[Haskell] Haskell as a markup language

oleg at pobox.com oleg at pobox.com
Wed Mar 1 03:46:47 EST 2006


We demonstrate that Haskell as it is, with no TH or other
pre-processors, can rather concisely represent semi-structured
documents and the rules of their processing. In short, Haskell can
implement SXML (ssax.sourceforge.net), right in its syntax and with
the *open* and extensible set of `tags'. The benefit of Haskell is of
course in static type guarantees, such as prohibiting an H1 element to
appear in the character content of other elements. It also seems that
the specification of various pre-post-order and context-sensitive
traversals is more concise in Haskell compared to Scheme. Again, we
are talking about the existing Haskell, i.e., Haskell98 plus common
extensions. No Template Haskell or even overlapping instances are
required.

The features of our framework are:

	- extensibility: at any time the user can add new `tags' and
new transformation/traversal modes.

	- static safety: there are no dynamics, and no variant data
types for elements or attributes, and thus no possibility of a run-time
pattern-match failure.

	- static guarantees: the framework statically ensures that a
`block-level element' cannot appear in the inline (i.e., character)
content and that a character-content entity cannot appear in a pure
element content. Some entities (e.g., `title') may be either element
or attribute. OTH, many other entities may not occur in the attribute
context. Thus the generated XML or HTML document will not only be
well-formed: it would also satisfy some validity constraints.
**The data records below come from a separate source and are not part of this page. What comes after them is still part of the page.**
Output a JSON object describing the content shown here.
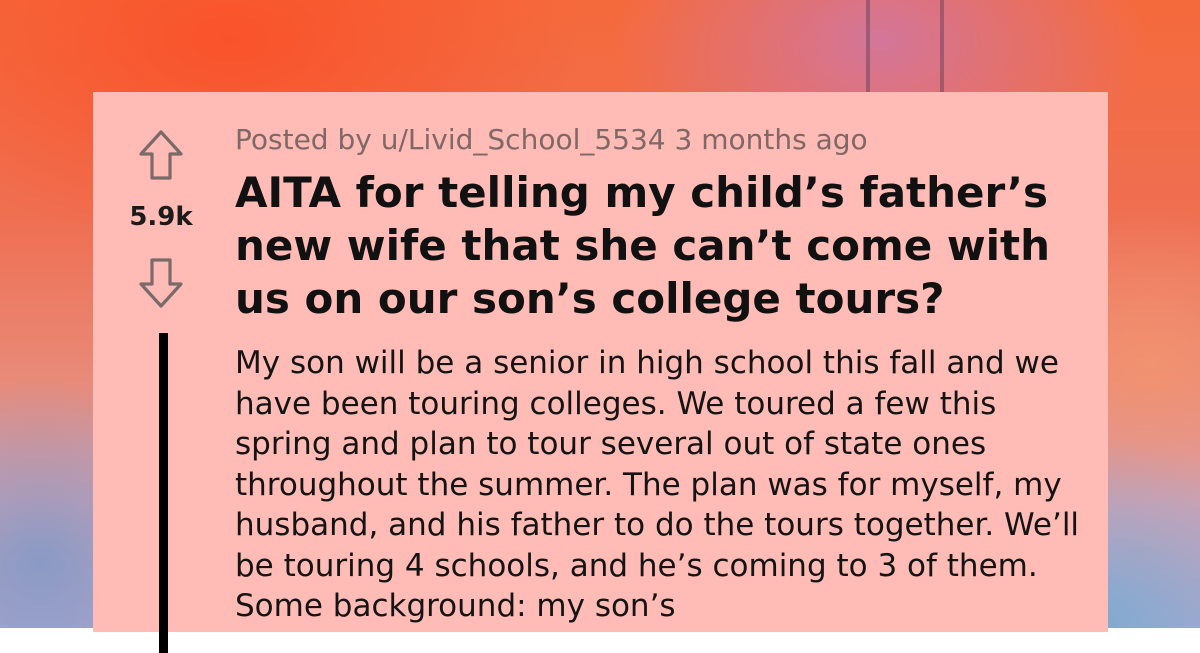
{
  "post": {
    "posted_by": "Posted by u/Livid_School_5534 3 months ago",
    "title": "AITA for telling my child’s father’s new wife that she can’t come with us on our son’s college tours?",
    "votes": "5.9k",
    "body": "My son will be a senior in high school this fall and we have been touring colleges. We toured a few this spring and plan to tour several out of state ones throughout the summer. The plan was for myself, my husband, and his father to do the tours together. We’ll be touring 4 schools, and he’s coming to 3 of them. Some background: my son’s"
  },
  "icons": {
    "upvote": "arrow-up-icon",
    "downvote": "arrow-down-icon"
  },
  "colors": {
    "card_background": "#ffbbb5",
    "text": "#141414",
    "meta_text": "#7f6866",
    "arrow_stroke": "#7a6a68"
  }
}
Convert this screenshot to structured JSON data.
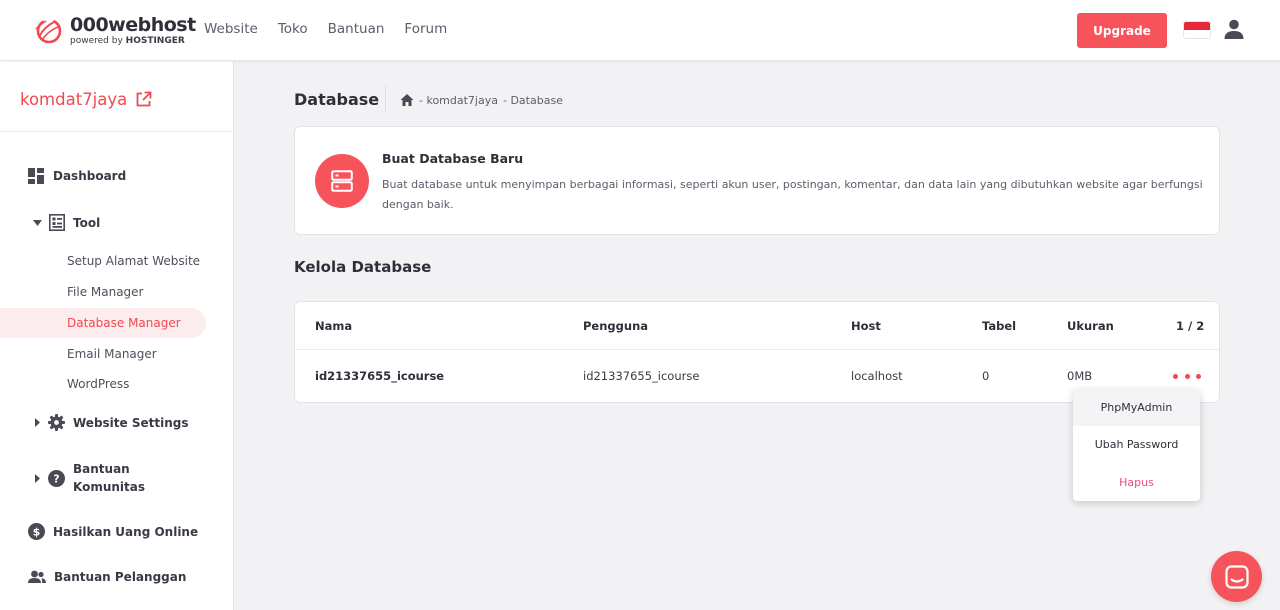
{
  "brand": {
    "name": "000webhost",
    "sub_prefix": "powered by",
    "sub_brand": "HOSTINGER"
  },
  "nav": {
    "items": [
      "Website",
      "Toko",
      "Bantuan",
      "Forum"
    ]
  },
  "header": {
    "upgrade_label": "Upgrade",
    "flag": "indonesia-flag",
    "user_icon": "user-icon"
  },
  "sidebar": {
    "site_name": "komdat7jaya",
    "dashboard": "Dashboard",
    "tool": "Tool",
    "tool_items": [
      "Setup Alamat Website",
      "File Manager",
      "Database Manager",
      "Email Manager",
      "WordPress"
    ],
    "active_item": "Database Manager",
    "website_settings": "Website Settings",
    "bantuan_komunitas_1": "Bantuan",
    "bantuan_komunitas_2": "Komunitas",
    "hasilkan": "Hasilkan Uang Online",
    "bantuan_pelanggan": "Bantuan Pelanggan"
  },
  "page": {
    "title": "Database",
    "breadcrumb": [
      "- komdat7jaya",
      "- Database"
    ]
  },
  "create_card": {
    "title": "Buat Database Baru",
    "description": "Buat database untuk menyimpan berbagai informasi, seperti akun user, postingan, komentar, dan data lain yang dibutuhkan website agar berfungsi dengan baik."
  },
  "manage": {
    "title": "Kelola Database",
    "columns": [
      "Nama",
      "Pengguna",
      "Host",
      "Tabel",
      "Ukuran"
    ],
    "pagination": "1 / 2",
    "rows": [
      {
        "nama": "id21337655_icourse",
        "pengguna": "id21337655_icourse",
        "host": "localhost",
        "tabel": "0",
        "ukuran": "0MB"
      }
    ]
  },
  "dropdown": {
    "items": [
      "PhpMyAdmin",
      "Ubah Password",
      "Hapus"
    ]
  },
  "colors": {
    "accent": "#f7535b",
    "accent_text": "#f2484f",
    "danger_text": "#e84a8a",
    "active_bg": "#fdeced"
  }
}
More
validity constraints can be added to the framework.

	- flexibility of the traversal: the same document can be
transformed in pre-, post-, accumulating or other ways, even within
the same session. A document can be processed in a pure function, or
in a monadic action, including an IO action. In the latter case, we
can, e.g., verify URLs as we generate an HTML document.
A `tag' can be transformed depending of the transformation modes and
tag's context: e.g., the same `(title "title")' expression may appear as
an attribute or an element -- and it will be rendered differently by
the (X)HMTL serializer.

       - pleasant syntax, which closely resembles SXML. We can write
(p "string" "string1" br "string3") without unnecessary commas and
other syntactic distractions. We take polyvariadic functions to the
new level (pun intended). We also exploit functional dependencies on a
per-instance level -- which is a very useful but, alas, rarely used
technique.


We introduce two frameworks for representing semi-structured data in
Haskell. In one, semi-structured data is truly a heterogeneous
structure -- and so can be showed, stored, written and read. In the
second approach, semi-structured data are represented as a monadic
value, polymorphic over the rendering monad. Different choices of the
monad give different views of data. In GHC, this amounts to
representing semi-structured data by linked dictionaries; in JHC, both
approaches are probably equivalent. The first representation is quite
reminiscent of HList; the second has clear SYB3 (``Scratch your
boilerplate with class'') overtones, although the realization is quite
different. In particular, there is no need for recursive instances.

Because of the amount of code involved (to describe common HTML tags
and their constraints), this message is not the complete code. The
code is available from

     http://pobox.com/~oleg/ftp/Haskell/HSXML.tar.gz

Please see the files HSXML.hs, HSXML_HTML.hs and the sample code
sample1c.hs for the data-centric framework. The monad-centric
framework is in one self-contained file CSXML.hs.  The first framework
is more in line with SXML, and so will be considered here.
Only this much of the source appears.